Nach dem Pisa-Schock haben viele deutsche Bundesländer, darunter etwa Hessen oder Nordrhein-Westfalen, Konzepte für Bildungsverträge erarbeitet. Die Heinrich-von- Stephan-Schule in Berlin macht ihre ersten Erfahrungen damit im „Modellvorhaben eigenverantwortliche Schule“ (MeS) des Senats und den Bezirken Charlottenburg-Wilmersdorf, Mitte und Tempelhof. Dabei erproben 33 Berliner Pilotschulen seit einem Dreivierteljahr, was Schulen leisten können, die mehr Autonomie vom Staat haben. Anders als Schulen in vielen anderen OECD-Staaten können deutsche Schulen weder Personal- noch Finanzentscheidungen treffen. In Brandenburg läuft ein ähnliches Projekt, mit dem Berlin kooperiert. Alle Schultypen und Altersklassen sind beteiligt. „Selbstständige Schulen sind oft erfolgreicher, denn die Identifikation auf Seiten von Lehrern, Schülern und Eltern ist viel größer“, sagt Thomas Hainz vom brandenburgischen Bildungsministerium. Als Vorbild dienen skandinavische oder englische Schulen. Hier gehören die Erziehungsverträge seit Jahren zum Alltag – die größere Freiheit geht auch mit größerer Verbindlichkeit einher. Studien zeigen, dass Schüler Selbstverpflichtungen eher einhalten als Anordnungen.
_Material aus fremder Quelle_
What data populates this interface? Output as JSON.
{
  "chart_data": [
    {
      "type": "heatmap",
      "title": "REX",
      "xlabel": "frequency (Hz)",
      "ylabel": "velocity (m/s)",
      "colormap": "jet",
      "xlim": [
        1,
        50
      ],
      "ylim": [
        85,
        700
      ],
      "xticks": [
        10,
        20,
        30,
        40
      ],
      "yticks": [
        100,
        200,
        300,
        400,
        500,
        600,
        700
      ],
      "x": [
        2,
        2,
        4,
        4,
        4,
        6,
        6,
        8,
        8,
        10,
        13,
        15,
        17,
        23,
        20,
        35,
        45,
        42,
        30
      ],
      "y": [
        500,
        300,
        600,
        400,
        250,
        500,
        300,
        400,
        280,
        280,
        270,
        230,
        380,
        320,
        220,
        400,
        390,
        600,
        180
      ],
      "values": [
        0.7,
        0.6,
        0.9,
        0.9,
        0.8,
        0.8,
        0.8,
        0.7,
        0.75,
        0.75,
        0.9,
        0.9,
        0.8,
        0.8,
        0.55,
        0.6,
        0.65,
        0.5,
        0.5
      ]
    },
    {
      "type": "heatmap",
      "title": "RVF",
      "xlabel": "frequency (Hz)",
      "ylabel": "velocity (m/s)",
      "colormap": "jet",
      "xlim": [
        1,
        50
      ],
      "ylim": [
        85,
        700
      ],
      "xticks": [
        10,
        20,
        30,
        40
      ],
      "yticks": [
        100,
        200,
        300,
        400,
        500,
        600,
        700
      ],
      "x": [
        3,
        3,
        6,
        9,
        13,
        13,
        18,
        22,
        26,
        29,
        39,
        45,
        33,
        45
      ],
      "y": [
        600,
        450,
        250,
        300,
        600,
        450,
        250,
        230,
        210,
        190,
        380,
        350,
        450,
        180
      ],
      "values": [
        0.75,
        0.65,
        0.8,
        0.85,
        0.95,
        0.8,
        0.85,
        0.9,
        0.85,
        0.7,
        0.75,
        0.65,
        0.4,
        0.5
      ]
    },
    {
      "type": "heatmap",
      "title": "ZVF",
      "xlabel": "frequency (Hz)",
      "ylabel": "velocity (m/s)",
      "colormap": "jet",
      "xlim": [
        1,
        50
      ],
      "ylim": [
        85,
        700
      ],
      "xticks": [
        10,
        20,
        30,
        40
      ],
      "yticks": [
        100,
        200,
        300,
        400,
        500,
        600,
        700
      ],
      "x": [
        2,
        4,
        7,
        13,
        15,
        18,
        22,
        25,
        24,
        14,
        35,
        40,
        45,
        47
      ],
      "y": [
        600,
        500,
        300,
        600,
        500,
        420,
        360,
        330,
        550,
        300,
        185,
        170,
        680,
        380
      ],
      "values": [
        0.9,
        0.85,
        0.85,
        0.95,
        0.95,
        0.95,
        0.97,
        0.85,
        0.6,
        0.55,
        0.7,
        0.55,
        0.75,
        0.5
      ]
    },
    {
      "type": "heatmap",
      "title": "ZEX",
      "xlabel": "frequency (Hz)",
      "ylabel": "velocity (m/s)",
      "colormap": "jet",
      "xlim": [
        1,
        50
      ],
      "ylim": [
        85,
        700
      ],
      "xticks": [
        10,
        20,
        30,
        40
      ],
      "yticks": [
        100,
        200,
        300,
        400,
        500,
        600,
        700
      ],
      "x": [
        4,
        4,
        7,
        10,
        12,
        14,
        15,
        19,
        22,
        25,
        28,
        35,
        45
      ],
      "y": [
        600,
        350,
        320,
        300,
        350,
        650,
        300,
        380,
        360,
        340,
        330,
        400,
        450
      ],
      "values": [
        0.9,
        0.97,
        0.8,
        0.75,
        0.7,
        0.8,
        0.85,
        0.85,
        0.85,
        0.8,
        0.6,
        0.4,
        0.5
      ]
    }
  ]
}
Natürlich können die Schüler bestimmte Ziele auch ablehnen. Etwa, wenn sie sich nicht zutrauen, innerhalb von fünf Wochen ein ganzes Buch zu lesen. Dann versprechen sie vielleicht, das Buch in sechs Wochen zu bewältigen. Die Ziele sollen dabei in kleinen Schritten und so konkret wie möglich benannt werden. Nach einem bestimmten Zeitraum, der ebenfalls individuell festgelegt wird und meistens einige Wochen dauert, setzen sich Schüler, Lehrer und Eltern noch einmal zusammen und evaluieren die Ergebnisse. „Wenn dann die Hälfte von dem, was in den Verträgen aufgeschrieben ist, erreicht wird, dann ist es gut“, sagt Karin Jaeger.